All of these resolve the post from how you refer to it — by title fragment or slug (“the Tesla post”, “my latest post”):

  • Publish / unpublish“publish the launch post”, “make that post a draft again”.
  • Edit metadata“rename the Tesla post to Launch Day”, “set the author to Sarah”, “move it to the News category”, “change the cover”.
  • Delete“delete the post about X” (removes it everywhere: page, listing, feed).
  • Add authors and categories“add author John Doe with a short bio”, “new category Tutorials, blue”.

Three repair commands for when something looks wrong:

  • “No header on my blog” — installs your site’s header and footer on all blog pages. Needed if the blog was enabled before your header existed, or navigation got lost along the way.
  • “Fix the blog layouts” — resets the four blog page templates to their canonical state.

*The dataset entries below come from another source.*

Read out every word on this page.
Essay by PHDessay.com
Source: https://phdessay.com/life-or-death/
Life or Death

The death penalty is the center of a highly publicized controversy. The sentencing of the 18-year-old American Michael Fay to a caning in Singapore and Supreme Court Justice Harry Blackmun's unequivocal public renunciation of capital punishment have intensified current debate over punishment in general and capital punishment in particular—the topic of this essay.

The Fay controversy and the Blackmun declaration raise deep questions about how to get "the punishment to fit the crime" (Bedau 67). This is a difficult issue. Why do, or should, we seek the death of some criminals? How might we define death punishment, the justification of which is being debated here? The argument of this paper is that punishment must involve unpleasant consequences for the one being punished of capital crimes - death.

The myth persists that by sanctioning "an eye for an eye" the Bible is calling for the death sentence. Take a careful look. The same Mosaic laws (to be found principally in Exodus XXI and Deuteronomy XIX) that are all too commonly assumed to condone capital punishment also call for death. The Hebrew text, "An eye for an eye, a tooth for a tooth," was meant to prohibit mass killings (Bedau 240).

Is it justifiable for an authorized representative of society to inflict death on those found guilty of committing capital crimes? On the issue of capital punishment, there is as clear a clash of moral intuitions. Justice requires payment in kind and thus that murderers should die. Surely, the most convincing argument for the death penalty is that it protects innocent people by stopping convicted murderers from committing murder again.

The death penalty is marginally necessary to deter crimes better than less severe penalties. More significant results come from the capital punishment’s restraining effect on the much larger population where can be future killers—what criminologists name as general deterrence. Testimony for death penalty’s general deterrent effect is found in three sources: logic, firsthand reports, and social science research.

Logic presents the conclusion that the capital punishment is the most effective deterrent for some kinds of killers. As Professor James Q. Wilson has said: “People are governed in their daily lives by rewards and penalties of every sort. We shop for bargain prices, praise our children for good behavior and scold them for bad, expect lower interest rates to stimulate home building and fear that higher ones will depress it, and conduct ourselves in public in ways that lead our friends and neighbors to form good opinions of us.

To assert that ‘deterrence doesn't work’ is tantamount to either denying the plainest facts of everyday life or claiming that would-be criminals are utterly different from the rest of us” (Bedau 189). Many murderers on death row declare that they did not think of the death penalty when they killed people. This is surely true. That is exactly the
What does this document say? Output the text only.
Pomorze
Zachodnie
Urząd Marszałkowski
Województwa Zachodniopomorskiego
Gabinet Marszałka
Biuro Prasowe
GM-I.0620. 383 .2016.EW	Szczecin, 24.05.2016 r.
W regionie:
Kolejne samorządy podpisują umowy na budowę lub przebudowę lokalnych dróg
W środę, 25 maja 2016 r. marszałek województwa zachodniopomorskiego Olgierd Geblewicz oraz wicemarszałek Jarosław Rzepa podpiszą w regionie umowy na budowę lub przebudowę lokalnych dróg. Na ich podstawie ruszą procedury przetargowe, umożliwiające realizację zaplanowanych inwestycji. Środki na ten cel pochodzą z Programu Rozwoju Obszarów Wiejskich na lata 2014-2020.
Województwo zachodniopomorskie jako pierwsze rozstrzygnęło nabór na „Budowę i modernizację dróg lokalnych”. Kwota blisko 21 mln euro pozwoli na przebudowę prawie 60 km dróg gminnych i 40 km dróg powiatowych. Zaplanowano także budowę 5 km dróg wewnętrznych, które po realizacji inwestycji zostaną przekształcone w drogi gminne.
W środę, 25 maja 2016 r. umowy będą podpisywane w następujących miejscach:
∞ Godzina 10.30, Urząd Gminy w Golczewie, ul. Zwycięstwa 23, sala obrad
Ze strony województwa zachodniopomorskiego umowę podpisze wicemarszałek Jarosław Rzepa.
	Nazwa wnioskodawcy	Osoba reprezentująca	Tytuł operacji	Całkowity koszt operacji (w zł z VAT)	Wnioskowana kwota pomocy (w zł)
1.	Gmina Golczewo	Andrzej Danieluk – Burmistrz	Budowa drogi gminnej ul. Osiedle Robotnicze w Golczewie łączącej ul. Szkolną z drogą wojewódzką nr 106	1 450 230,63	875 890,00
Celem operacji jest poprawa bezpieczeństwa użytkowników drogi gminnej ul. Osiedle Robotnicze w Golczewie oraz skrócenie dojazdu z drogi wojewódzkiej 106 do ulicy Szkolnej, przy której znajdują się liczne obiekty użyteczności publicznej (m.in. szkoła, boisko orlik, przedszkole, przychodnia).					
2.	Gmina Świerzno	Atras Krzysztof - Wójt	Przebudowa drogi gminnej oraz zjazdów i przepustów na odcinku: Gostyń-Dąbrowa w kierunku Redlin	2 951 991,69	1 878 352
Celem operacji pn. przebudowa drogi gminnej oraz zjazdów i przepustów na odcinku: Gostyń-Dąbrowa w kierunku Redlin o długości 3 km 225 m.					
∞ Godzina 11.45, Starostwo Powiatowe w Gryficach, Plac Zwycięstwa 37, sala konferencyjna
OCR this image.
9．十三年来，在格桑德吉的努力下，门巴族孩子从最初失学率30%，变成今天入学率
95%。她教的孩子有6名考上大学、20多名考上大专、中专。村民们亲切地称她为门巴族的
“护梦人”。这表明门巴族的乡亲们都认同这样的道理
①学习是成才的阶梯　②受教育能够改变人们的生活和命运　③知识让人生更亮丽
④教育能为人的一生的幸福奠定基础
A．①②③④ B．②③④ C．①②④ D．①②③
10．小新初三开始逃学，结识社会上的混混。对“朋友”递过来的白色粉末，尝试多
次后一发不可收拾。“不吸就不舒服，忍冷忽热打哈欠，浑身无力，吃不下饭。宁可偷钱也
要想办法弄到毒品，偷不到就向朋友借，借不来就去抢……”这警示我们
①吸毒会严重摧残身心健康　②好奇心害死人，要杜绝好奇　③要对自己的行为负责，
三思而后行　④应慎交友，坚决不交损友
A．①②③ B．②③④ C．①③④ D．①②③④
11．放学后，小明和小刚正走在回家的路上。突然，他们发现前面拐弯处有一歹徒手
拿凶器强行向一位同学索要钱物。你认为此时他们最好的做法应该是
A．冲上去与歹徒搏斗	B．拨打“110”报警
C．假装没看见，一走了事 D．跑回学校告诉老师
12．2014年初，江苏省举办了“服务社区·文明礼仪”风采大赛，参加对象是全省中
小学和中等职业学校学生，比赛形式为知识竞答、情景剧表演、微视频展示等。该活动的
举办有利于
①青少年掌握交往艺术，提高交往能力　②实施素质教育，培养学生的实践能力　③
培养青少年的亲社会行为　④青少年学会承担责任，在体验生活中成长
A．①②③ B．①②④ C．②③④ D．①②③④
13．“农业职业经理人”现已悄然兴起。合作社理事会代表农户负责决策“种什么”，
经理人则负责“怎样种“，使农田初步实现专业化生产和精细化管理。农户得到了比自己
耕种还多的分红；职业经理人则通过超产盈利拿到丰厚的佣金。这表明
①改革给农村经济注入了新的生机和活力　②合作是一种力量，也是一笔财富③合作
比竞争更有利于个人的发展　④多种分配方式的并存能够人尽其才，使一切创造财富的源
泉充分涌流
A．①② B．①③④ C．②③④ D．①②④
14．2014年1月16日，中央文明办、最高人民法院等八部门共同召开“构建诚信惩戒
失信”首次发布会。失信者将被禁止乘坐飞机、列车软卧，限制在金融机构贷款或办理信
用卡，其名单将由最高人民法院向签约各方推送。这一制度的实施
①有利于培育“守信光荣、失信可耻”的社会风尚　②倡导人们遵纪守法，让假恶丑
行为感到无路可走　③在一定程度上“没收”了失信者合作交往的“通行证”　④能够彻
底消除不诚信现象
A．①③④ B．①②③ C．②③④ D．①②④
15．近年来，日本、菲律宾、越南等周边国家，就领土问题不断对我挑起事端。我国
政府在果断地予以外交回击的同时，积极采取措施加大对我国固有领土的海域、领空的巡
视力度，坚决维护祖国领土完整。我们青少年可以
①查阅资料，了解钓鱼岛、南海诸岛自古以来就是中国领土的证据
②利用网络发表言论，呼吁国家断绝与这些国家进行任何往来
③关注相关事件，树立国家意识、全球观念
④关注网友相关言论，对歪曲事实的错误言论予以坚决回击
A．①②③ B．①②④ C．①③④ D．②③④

Use when the blog’s structure itself is broken. (It’s a reset — custom styling of those templates is replaced.)
  • “Repair broken blog posts” — rebuilds post files and the blog’s internal index when posts are missing from the list or won’t render.

The blog’s content pipeline is protected: the AI can’t quietly invent or overwrite post files during unrelated edits — posts are only created and changed through the blog commands and the Blog panel. Your content stays where you put it.